The recent victory of the Italian right wing has brought a new wave of anti-immigration rhetoric, enforcement, and legislation. It has also brought anti-immigrant violence.
This poster of the right wing Northern League coalition of Prime Minister Silvio Berlusconi warns: “They underwent immigration, and now they live on the reservations.” The point of the poster is to suggest that if Italians continue to allow foreign immigrants into the country, the native Italians will soon find themselves in a minority, subject to the arbitrary rule of those foreigners.
This image is from the slide show accompanying an article in today’s New York Times: Michael Kimmelman, “Italy Gives Cultural Diversity a Lukewarm Embrace,” New York Times, 25 June 2008.
in today’s La Repubblica
reports that while 5% of the Italian population is foreign born, 10% of babies born in Italy in 2007 were born to foreign parents. The number of babies born to Italian women has been falling in recent decades — so much so that the Italian birthrate has been too low to maintain the population. Women are marrying later and having fewer children.
The CIA World Factbook reports that the estimated population growth rate for Italy in 2008 is negative: – 0.019% (2008 est.)

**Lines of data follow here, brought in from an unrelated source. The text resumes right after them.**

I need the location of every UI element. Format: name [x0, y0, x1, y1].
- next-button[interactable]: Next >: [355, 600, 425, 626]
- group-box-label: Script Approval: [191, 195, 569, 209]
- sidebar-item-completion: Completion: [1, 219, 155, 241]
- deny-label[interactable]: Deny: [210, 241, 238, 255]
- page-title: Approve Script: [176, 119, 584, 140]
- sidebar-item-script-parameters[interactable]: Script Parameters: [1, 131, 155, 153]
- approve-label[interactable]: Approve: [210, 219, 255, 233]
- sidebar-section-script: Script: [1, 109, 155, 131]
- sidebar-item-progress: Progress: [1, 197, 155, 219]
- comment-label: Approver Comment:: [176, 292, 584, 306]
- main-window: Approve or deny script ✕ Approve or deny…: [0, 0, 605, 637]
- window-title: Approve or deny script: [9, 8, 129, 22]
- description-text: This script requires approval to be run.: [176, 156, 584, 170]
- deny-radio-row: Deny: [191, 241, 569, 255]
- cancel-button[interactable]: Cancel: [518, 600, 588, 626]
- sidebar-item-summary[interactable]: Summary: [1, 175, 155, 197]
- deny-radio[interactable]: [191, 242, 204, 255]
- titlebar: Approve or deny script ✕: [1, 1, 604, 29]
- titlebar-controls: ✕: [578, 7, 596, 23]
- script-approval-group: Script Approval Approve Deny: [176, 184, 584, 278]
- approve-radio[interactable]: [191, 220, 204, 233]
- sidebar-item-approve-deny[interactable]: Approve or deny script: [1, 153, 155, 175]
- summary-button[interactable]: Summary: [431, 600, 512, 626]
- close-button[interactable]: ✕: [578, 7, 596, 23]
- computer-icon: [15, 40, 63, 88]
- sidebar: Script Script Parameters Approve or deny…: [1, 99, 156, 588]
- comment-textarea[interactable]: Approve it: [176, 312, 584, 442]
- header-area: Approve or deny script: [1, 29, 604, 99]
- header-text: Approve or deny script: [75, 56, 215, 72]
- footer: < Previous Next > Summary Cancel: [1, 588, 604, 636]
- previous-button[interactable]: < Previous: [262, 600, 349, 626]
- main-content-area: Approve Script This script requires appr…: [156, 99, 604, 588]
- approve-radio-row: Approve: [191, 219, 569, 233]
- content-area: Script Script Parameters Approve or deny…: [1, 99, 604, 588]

Many industrialized nations are facing this sort of situation, which results in a variety of economic and political strains on societies worried about their identity and their prosperity. Prosperity, as advanced societies are currently structured, seems to require a continuing immigration, but that in turn creates the perception among the working classes that immigrants are driving down wages, taking jobs from native workers, and threatening the culture. In all these countries, anxieties about heritage and identity produce nativist, anti-immigrant rhetoric and bring forth opportunistic political leaders to take advantage of the fear of change.